UNESCO has been in the process of preparing a conceptual and operational framework for promoting global citizenship education at the global level, bringing together policy makers and educators as well as research communities from around the world. The meeting is jointly organised by UNESCO and the Ministry of Foreign Affairs of the Republic of Korea.  

Meet our new Communications Officer

Nelisa Ngqulana joined ACTIVATE! during August 2013. One of the main objectives of her role is to tell South Africa what Activators are up to, how connecting through a network is helping shape changing across South Africa and identifying opportunities for media coverage for the different focus areas that Activators work in.

Should you require access to the ACTIVATE! branding for your event or material, please contact Nelisa on communications@localhost and she will assist with guidelines on how to apply the brand on your material. 

Please feel free to submit any ideas for media coverage that you may have or if you require assistance when contacted by media.

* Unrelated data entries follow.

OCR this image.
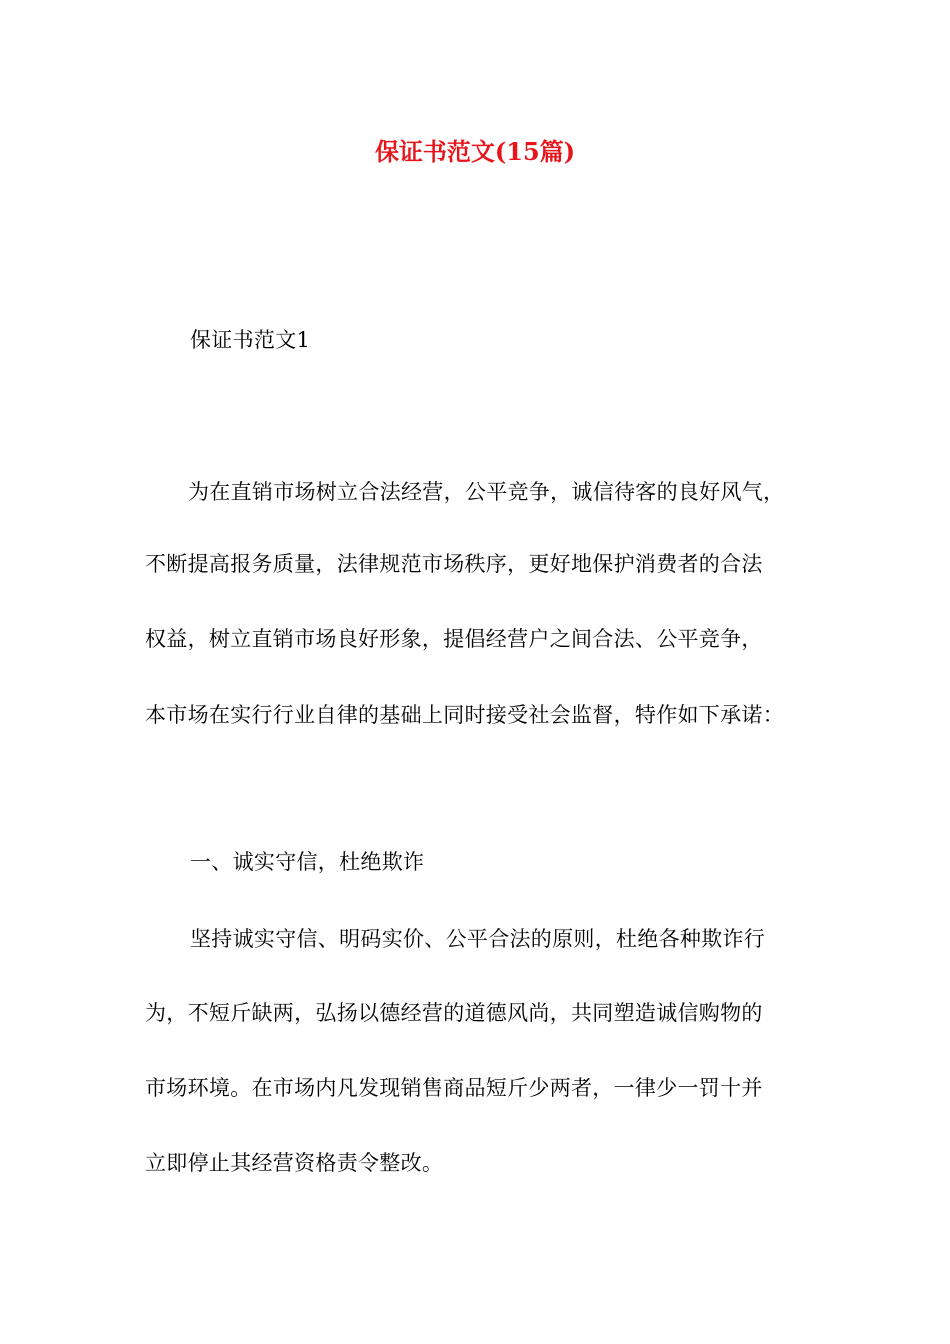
保证书范文(15篇)
保证书范文1
为在直销市场树立合法经营，公平竞争，诚信待客的良好风气，
不断提高报务质量，法律规范市场秩序，更好地保护消费者的合法
权益，树立直销市场良好形象，提倡经营户之间合法、公平竞争，
本市场在实行行业自律的基础上同时接受社会监督，特作如下承诺：
一、诚实守信，杜绝欺诈
坚持诚实守信、明码实价、公平合法的原则，杜绝各种欺诈行
为，不短斤缺两，弘扬以德经营的道德风尚，共同塑造诚信购物的
市场环境。在市场内凡发现销售商品短斤少两者，一律少一罚十并
立即停止其经营资格责令整改。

YOU(TH) can change things!

How you can help? We are looking for Activators who are willing to be our ambassadors and help with the recruitment campaign, either by inviting other young people in your networks to apply, be available for media interviews (and be ready to speak about what Activators are doing in your region), putting up posters, handing out flyers, send us a short video clip telling us how ACTIVATE! has helped shape your project or idea or what connections you have made with other Activators (use your cellphone! Nothing fancy required). If you can think, it will probably help.

We would like to grow the network and take it to a higher level in 2014. Please drop us an email on communications@localhost and let us know how you can help with recruitment in your region.

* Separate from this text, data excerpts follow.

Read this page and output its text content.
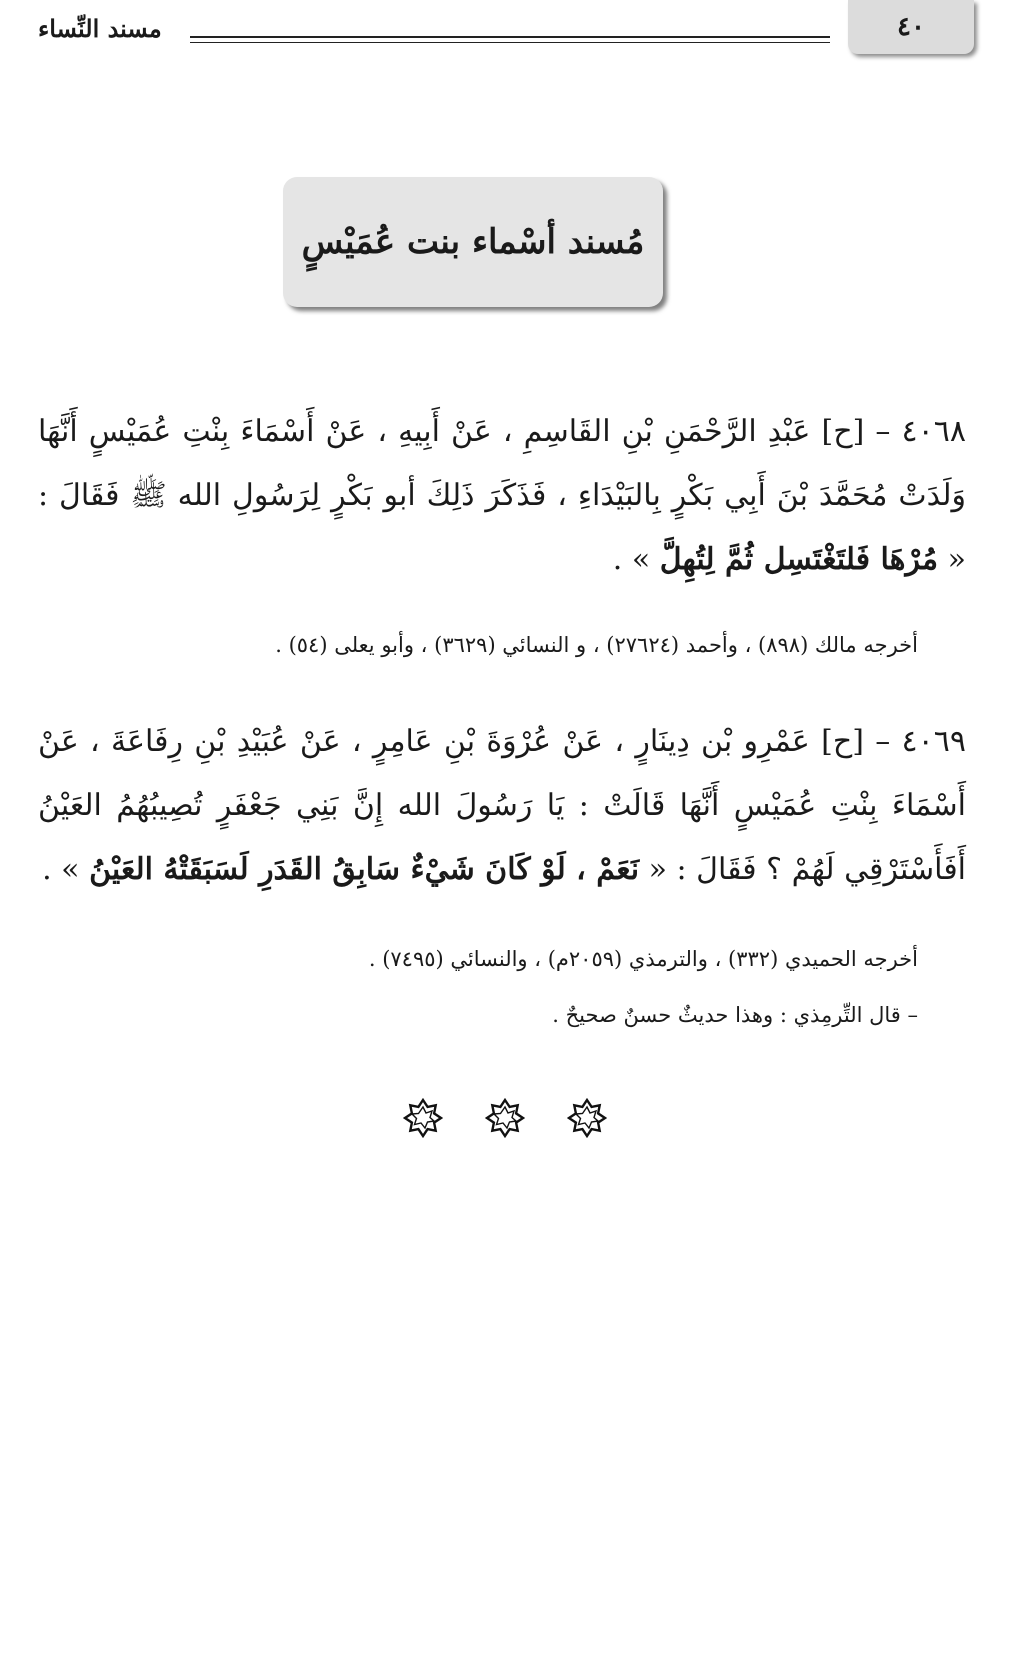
٤٠
مسند النِّساء
مُسند أسْماء بنت عُمَيْسٍ
٤٠٦٨ – [ح] عَبْدِ الرَّحْمَنِ بْنِ القَاسِمِ ، عَنْ أَبِيهِ ، عَنْ أَسْمَاءَ بِنْتِ عُمَيْسٍ أَنَّهَا وَلَدَتْ مُحَمَّدَ بْنَ أَبِي بَكْرٍ بِالبَيْدَاءِ ، فَذَكَرَ ذَلِكَ أبو بَكْرٍ لِرَسُولِ الله ﷺ فَقَالَ : « مُرْهَا فَلتَغْتَسِل ثُمَّ لِتُهِلَّ » .
أخرجه مالك (٨٩٨) ، وأحمد (٢٧٦٢٤) ، و النسائي (٣٦٢٩) ، وأبو يعلى (٥٤) .
٤٠٦٩ – [ح] عَمْرِو بْن دِينَارٍ ، عَنْ عُرْوَةَ بْنِ عَامِرٍ ، عَنْ عُبَيْدِ بْنِ رِفَاعَةَ ، عَنْ أَسْمَاءَ بِنْتِ عُمَيْسٍ أَنَّهَا قَالَتْ : يَا رَسُولَ الله إِنَّ بَنِي جَعْفَرٍ تُصِيبُهُمُ العَيْنُ أَفَأَسْتَرْقِي لَهُمْ ؟ فَقَالَ : « نَعَمْ ، لَوْ كَانَ شَيْءٌ سَابِقُ القَدَرِ لَسَبَقَتْهُ العَيْنُ » .
أخرجه الحميدي (٣٣٢) ، والترمذي (٢٠٥٩م) ، والنسائي (٧٤٩٥) .
– قال التِّرمِذي : وهذا حديثٌ حسنٌ صحيحٌ .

Watch our social networks for more information!

Young People: unedited, unscripted and unapologetic

Cathy Achilles and Keith Knoop met while they were church youth leaders in the Strand area, Western Cape. 

In 2008, Keith founded Tag Changers, an NGO Tag Changers that aims to inspire young people to empower themselves to change their communities. Cathy is a Project Manager and Administrator for Tag Changers. Currently, the organisation reaches more than 200 young people from communities in Strand, Western to as far as Upington in the Northern Cape. 

Cathy and Keith joined ACTIVATE! in 2013. “The idea for Youth Interpreter came about during the first module of the training programme. While we were doing an exercise about reflecting on the past, present and future, it struck home how many Activators in the room shared similar stories of loss. The last page of the magazine is called ‘we are because you were’ dedicated to a young life that has been lost.”

Through the collages for the ‘present’, Cathy and Keith saw the potential that young people have and the power to change South Africa.  The magazine aims to showcase this potential and what young people can achieve when they are active in their communities.

The process for collecting the content saw the team, Cathy, Keith and their other team members, Clint C Sparks and Reanetse Kolisang, immersing themselves within the Ocean View, Strand and Macassar communities. The team share their skills through workshops in the communities such as Keith running motivational speaking workshops and Clint doing creative writing with the youth. 

The 1st issue of Youth Interpreter was published on International Youth Day on 12 August 2013. The magazine was distributed to all who attended the Artscape Schools Arts Festival Gala in Cape Town. So far, 9000 copies distributed have been distributed across the Western Cape. YI will be launched online during September. 

The YI team is currently stationed at the Artscape Resource Centre as part of the Artscape Resource Centre Creative Capacity Programme (a two-year Organisational Capacity Building Programme, headed by Ukhona Mlandu).The team has expanded, Kelly Lee Smith, has been employed as an intern and assists with the administration of the magazine. 

YI is published under a registered private company, Youth Interpreter (Pty) Ltd, which is owned by Cathy and Keith and the rest of the team.